21 juin 2024
Conflits de gouvernance : la clause d’exclusion
« Toute stipulation de la clause d’exclusion ayant pour objet ou pour effet de priver l’associé dont l’exclusion est proposée de son droit de voter sur cette proposition est réputée non écrite », rappelle la Chambre commerciale de la Cour de cassation à propos d’une SAS, dans un arrêt du 29 mai 2024 (n°22-13.158).
L’associé est propriétaire de ses titres et ne peut être contraint de les céder, en l’absence d’une disposition expresse le prévoyant (Cass.Com. 12 mars 1996, n° 93-17.813).
A cet égard, la Cour de cassation (Cass. Com. 8 mars 2005, n°02-17.692 ; Cass. Com. 20 mars 2012, 11-10.855) a consacré la validité des clauses d’exclusion pour toutes les formes sociales.
Par conséquent, il est possible d’inscrire dans les statuts une clause ayant pour objet le retrait forcé d’un associé pour une ou plusieurs cause(s) déterminée(s) (article L.227-16 du Code de commerce, applicable aux SAS).
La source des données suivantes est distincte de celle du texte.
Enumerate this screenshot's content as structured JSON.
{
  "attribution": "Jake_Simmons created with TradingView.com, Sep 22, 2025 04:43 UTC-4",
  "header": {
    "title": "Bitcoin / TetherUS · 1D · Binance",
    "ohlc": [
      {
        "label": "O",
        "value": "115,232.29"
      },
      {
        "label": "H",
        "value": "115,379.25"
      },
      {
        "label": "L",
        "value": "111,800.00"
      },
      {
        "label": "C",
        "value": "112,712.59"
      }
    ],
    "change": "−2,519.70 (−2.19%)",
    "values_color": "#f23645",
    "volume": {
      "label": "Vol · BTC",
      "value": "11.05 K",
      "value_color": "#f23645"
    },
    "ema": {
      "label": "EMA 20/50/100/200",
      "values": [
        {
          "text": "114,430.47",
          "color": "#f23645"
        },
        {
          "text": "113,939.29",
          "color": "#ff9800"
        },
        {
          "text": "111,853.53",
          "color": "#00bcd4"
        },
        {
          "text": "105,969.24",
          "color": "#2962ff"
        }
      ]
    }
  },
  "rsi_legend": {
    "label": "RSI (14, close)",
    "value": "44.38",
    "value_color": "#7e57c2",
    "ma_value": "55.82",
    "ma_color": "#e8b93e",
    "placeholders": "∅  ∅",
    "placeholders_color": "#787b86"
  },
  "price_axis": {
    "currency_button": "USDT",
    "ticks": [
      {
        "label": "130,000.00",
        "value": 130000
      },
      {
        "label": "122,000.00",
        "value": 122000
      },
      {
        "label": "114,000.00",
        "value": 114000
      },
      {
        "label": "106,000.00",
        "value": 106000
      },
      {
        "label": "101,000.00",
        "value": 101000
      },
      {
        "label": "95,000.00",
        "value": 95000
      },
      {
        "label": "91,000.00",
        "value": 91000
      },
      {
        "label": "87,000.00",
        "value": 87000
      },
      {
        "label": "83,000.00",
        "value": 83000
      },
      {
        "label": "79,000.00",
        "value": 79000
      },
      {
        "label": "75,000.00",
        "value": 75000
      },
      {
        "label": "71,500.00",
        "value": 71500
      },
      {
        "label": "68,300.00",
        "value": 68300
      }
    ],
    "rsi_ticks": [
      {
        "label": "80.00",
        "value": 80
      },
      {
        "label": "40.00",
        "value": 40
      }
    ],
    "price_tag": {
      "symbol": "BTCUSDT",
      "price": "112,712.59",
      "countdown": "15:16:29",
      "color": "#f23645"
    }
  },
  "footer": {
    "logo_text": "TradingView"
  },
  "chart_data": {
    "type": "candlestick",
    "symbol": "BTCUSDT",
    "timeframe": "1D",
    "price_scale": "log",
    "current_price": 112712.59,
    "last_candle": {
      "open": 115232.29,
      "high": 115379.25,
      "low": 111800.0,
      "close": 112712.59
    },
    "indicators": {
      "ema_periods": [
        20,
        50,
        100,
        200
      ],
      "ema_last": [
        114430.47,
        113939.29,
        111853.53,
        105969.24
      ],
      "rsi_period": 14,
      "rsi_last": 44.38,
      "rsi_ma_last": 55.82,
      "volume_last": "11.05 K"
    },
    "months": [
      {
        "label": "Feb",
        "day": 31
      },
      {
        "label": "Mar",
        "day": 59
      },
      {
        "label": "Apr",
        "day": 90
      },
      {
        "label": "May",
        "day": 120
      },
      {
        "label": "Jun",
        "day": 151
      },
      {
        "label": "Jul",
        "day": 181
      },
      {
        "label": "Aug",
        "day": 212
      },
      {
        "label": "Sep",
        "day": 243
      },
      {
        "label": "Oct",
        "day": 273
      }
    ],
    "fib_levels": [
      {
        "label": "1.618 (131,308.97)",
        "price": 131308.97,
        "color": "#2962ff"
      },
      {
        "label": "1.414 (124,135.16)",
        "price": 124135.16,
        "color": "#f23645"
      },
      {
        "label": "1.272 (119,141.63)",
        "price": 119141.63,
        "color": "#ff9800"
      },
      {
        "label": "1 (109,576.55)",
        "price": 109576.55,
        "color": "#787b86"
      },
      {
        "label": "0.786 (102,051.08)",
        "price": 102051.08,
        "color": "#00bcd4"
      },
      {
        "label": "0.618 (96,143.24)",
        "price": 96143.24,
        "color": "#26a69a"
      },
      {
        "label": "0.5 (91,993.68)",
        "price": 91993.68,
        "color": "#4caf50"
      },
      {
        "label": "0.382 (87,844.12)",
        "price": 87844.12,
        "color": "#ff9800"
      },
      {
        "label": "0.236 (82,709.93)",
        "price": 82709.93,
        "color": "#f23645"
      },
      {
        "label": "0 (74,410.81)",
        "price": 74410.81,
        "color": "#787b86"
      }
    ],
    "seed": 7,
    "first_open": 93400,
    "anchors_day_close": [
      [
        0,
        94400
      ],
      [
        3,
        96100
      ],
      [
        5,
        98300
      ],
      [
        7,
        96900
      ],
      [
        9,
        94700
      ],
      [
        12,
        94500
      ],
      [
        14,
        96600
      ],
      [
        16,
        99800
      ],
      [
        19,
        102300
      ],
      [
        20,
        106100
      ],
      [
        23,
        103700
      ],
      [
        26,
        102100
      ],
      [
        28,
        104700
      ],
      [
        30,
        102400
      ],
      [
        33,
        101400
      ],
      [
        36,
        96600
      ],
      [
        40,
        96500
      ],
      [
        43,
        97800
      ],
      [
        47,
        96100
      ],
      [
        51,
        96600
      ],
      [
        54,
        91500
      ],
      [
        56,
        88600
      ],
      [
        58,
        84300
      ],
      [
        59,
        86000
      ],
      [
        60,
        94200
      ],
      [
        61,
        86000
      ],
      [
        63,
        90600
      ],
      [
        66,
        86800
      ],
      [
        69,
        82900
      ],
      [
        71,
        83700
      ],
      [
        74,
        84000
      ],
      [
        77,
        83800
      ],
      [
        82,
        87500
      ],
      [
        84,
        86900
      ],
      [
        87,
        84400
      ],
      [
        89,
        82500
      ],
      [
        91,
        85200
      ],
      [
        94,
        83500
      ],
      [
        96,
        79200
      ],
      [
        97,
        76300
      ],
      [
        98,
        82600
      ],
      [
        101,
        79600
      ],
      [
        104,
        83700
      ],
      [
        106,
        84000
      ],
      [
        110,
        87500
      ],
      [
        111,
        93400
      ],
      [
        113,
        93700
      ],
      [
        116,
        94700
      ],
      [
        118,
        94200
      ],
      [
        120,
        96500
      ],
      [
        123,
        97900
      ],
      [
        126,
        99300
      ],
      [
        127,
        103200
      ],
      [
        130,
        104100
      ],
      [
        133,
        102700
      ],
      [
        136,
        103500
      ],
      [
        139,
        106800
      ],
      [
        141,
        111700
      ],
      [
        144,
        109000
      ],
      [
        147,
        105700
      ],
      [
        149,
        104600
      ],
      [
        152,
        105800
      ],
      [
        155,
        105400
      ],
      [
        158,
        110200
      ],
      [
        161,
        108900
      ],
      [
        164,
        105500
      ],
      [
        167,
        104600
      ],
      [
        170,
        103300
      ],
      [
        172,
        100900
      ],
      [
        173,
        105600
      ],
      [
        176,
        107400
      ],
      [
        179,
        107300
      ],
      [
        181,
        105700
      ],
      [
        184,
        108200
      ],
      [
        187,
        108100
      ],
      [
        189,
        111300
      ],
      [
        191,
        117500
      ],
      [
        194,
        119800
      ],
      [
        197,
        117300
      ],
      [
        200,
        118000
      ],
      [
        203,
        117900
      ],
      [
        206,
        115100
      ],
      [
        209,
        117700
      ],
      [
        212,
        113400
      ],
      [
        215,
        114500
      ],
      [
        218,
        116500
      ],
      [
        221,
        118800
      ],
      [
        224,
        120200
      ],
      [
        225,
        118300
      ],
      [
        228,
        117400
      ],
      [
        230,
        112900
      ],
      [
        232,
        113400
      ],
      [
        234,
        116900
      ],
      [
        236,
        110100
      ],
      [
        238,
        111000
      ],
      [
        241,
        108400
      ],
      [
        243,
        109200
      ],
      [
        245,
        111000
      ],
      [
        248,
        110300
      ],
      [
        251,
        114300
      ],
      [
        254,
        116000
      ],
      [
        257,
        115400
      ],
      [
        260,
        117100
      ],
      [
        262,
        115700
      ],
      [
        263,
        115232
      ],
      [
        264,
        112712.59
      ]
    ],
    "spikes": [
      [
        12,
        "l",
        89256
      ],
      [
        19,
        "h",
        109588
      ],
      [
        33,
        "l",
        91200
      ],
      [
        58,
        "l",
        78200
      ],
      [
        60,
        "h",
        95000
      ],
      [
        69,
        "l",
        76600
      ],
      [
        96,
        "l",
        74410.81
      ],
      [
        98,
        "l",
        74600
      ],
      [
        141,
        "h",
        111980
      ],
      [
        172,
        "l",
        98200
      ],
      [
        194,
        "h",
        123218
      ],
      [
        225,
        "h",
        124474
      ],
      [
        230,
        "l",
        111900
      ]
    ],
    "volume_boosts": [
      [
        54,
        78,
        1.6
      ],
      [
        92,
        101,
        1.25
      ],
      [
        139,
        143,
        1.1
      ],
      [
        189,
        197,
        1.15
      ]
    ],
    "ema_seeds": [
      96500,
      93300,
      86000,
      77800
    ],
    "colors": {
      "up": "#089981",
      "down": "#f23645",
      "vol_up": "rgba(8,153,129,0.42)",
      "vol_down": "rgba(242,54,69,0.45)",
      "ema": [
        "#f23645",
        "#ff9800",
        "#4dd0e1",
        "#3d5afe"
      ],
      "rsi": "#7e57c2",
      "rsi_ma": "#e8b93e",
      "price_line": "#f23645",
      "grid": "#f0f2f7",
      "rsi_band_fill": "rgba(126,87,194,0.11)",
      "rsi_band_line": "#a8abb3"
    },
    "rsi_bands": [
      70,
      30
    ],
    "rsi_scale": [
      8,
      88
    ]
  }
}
L’adoption d’une clause d’exclusion : la spécificité de la SAS ?
La clause d’exclusion peut être inscrite dans les statuts de la société dès sa constitution ou adoptée en cours de vie sociale.
Pour toutes les sociétés (SARL, SA, société civile, etc.) à l’exception de la SAS, l’insertion et la modification d’une clause d’exclusion en cours de vie sociale requiert l’accord de chacun des associés (article 1836, alinéa 2, du Code civil ; CA Paris 27 mars 2001, 00/12023 ; CA Paris 17 février 2015, 14/00358).
A défaut, la décision d’exclusion prise sur le fondement de la clause adoptée illicitement serait nulle.
Pour les SAS, depuis l’adoption de la loi SOILIHI du 19 juillet 2019, une partie de la doctrine estime que l’unanimité n’est plus requise et qu’il serait désormais possible d’insérer ou de modifier une clause d’exclusion par une décision prise collectivement, aux conditions de majorité prévues dans les statuts (Article L227-19, alinéa 2, du Code de commerce, modifié par la loi du 19 juillet 2019).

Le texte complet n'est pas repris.